The history of general insurance business in India can be traced back to Triton Insurance
Company Ltd. (the first general insurance company) which was formed in the year 1850
in Kolkata by the British.
• 1907: The Indian Mercantile Insurance Ltd. was set up which was the first
company of its type to transact all general insurance business.
• 1957: General Insurance Council, an arm of the Insurance Association of India,
framed a code of conduct for guaranteeing fair conduct and sound business
patterns.
• 1968: The Insurance Act improved for regulating investments and set minimal
solvency levels and the Tariff Advisory Committee was set up.
• 1972: The General Insurance Business (Nationalization) Act, 1972 nationalized
the general insurance business in India. It was with effect from 1st January 1973.

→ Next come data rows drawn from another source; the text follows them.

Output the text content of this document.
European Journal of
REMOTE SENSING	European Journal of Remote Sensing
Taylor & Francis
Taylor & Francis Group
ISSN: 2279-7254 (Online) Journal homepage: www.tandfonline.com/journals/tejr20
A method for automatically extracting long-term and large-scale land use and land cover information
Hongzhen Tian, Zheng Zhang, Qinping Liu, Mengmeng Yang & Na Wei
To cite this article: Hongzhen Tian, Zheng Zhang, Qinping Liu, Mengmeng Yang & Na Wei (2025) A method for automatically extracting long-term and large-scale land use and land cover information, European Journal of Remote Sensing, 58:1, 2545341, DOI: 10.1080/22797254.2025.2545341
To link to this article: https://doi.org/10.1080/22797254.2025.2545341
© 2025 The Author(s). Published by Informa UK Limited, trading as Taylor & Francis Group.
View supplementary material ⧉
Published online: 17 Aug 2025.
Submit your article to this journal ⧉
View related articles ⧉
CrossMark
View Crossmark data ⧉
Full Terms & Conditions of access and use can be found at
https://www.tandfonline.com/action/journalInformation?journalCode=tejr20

107 insurers integrated and grouped into four companies viz. the National Insurance
Company Ltd., the New India Assurance Company Ltd., the Oriental Insurance Company
Ltd. and the United India Insurance Company Ltd. GIC was incorporated as a company.
IRDA has till now provided registration to 12 private life insurance companies and 9
general insurance companies. If the existing public sector insurance companies are
considered then there are presently 13 insurance companies in the life side and 13
companies functioning in general insurance business. General Insurance Corporation has
been sanctioned as the "Indian reinsurer" for underwriting only reinsurance business.